The use of weighted bipartite matching and other mathematical methods to find near-perfect matches for large numbers of people depends ultimately on collecting good information. There are two problems with this. Many people do not like to fill out questionnaires at all. That is dealt with on another page. The problem addressed here is a more serious problem: people lie.
The solution to this problem is the creation of preference-neutral questionnaires, ones in which there are no obviously better answers.
A questionnaire could ask:
Do you like music? — Yes or No.
Do you like art? — Yes or No.
The preferred answer in each case is Yes. Few would answer otherwise. The amount of information collected by asking these questions is limited. A question with no preferred answer is this:
Which do you prefer? Music, or the Visual Arts.
Similarly, one might have asked:
Do you like indoor activities such as reading or watching television? Yes or No?
Do you like outdoor activities such as riding or hiking? Yes or No?
In both cases Yes is the preferred answer, and that is especially true for the second question. But because they both have preferred answers the amount of information collected is low. A better question would be:
Which do you prefer? Indoor activities such as reading or watching television, or outdoor activities, such as riding or hiking.
Another question concerns age. A lot of people lie about their age. A question which asks how old you are is likely to produce an answer between twenty and forty, with only limited honesty. A question which doesn’t get much information but is more reliable is simply this:
Would you rather be two years younger than you are, or two years older?
For a few people that would be a tough question, but most have an answer. People less than 22 would probably prefer to be two years older. People older than 26 would probably prefer to be two years younger. The answer doesn’t tell us much, but would be much more likely to receive and honest answer than any which was more specific.
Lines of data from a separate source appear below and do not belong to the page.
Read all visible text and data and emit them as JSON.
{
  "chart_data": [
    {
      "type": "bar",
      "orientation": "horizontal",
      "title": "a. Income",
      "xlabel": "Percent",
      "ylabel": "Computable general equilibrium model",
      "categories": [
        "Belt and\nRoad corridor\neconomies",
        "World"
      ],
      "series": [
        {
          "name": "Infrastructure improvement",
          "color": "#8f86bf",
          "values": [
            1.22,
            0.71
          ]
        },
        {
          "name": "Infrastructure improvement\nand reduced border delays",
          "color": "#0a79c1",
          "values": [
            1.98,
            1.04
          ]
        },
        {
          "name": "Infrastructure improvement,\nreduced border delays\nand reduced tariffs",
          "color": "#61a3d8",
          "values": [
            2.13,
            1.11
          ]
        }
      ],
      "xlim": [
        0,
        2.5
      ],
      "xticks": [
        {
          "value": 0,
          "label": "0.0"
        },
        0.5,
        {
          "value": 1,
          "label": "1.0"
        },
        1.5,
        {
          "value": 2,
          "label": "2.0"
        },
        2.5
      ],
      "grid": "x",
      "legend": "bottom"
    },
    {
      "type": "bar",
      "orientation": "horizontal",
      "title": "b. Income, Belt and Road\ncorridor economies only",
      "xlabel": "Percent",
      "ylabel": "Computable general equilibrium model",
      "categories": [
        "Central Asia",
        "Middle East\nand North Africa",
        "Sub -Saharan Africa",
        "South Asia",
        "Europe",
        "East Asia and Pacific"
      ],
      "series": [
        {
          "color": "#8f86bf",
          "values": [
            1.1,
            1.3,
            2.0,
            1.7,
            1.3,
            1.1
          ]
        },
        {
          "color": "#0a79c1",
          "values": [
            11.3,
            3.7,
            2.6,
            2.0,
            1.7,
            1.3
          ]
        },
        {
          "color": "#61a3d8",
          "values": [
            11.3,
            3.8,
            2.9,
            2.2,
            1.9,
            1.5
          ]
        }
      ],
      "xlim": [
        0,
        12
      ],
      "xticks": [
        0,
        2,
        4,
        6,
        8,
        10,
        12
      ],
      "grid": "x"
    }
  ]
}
Other questions which might tell us something about age, without being too loaded are:
Do you have any children?
Do you plan on having a child or another child at any time in the future?
Do people your exact age seem too old for you, or two young for you?
Which would be more important for you in a spouse? Financial stability now, or the potential for future wealth?
None of these questions are conclusive, but they have advantages. They all give us other information, besides that of age, and they are all more of less neutral, without an obvious preferred response.
The key is to ask a lot of questions which contain a tiny hint about a person’s age, rather than a single question which is likely to answered with a lie.
The same approach might be taken with other sensitive matters, such as sexual preferences. A question which also contains some hint of a person’s age would also provide a tiny clue which might help to identify those with unsuitable sexual preferences:
Which would you be more likely to desire? A person two years younger than yourself, or one two years older.
What this reveals depends partly on the person’s gender. Men tend to prefer slightly younger women, unless very young themselves. Women tend to prefer slightly older men, but the question of financial stability enters into it. An older woman is unlikely to prefer an older man whose personal wealth is merely a future prospect.
These should not be taken as ageist or sexist remarks, just guesses. Until there is a lot of good statistical data from extensive studies of such questionnaires on large samples of data, this is mostly speculation. Informed speculation, I hope, but not trustworthy.
A large number of questions should be asked, all of them as preference neutral as possible. The problem of persuading people to answer so many questions is addressed elsewhere.
Once a set of answers is obtained from a well-designed questionnaire, the standard next steps can be taken. Suppose 100 questions have been asked and answered. Factor analysis on these answers can be applied to produce a list of factors, shown in declining importance, ordered by the eigenvalues of the rotated matrix. See the underlying mathematics on a page discussing them (when available — check back here if it isn’t yet). The most significant of those factors can be chosen, perhaps the top ten. Then factor rotation should be applied, so that the resulting set of ten numbers are of roughly equal importance.
The next question, the biggest one of all, is what counts as a good match? People who have nearly the same values are not necessarily compatible, either as friends or potential spouses. Only empirical analysis can determine the answer (but — there may be an a-priori solution — presented on another page, which may or may not be available yet). An empirical solution would be to look at the sets of numbers (personality vectors) for successful and unsuccessful couples. A neural network could probably be used for this. It could be trained to accept twenty numbers, ten for each person in a couple, with successful or unsuccessful as the output. After enough training sessions with a large enough dataset, the resulting network should be able to evaluate the compatibility of any two individuals presented to it. The input data could be just the twenty numbers, from two ten-component personality vectors, plus a semi-subjective evaluation of whether the couple was a good or bad match. The output for any set of twenty input values could be a single compatibility estimate, perhaps on a scale of 1 to 10.
These compatibility estimates should be collected for every possible pairing in a pool of candidates. If there were twenty people, six men and six women, all single, of a heterosexual nature and otherwise possible matches, each of the twenty should be compared with the ten possible people of the opposite sex. So a total of two hundred comparisons should be made, which would be put into a ten by ten matrix, a suitable input for a weighted bipartite matching algorithm designed to provide the best overall assignment of men and women, as discussed on the matching algorithm page.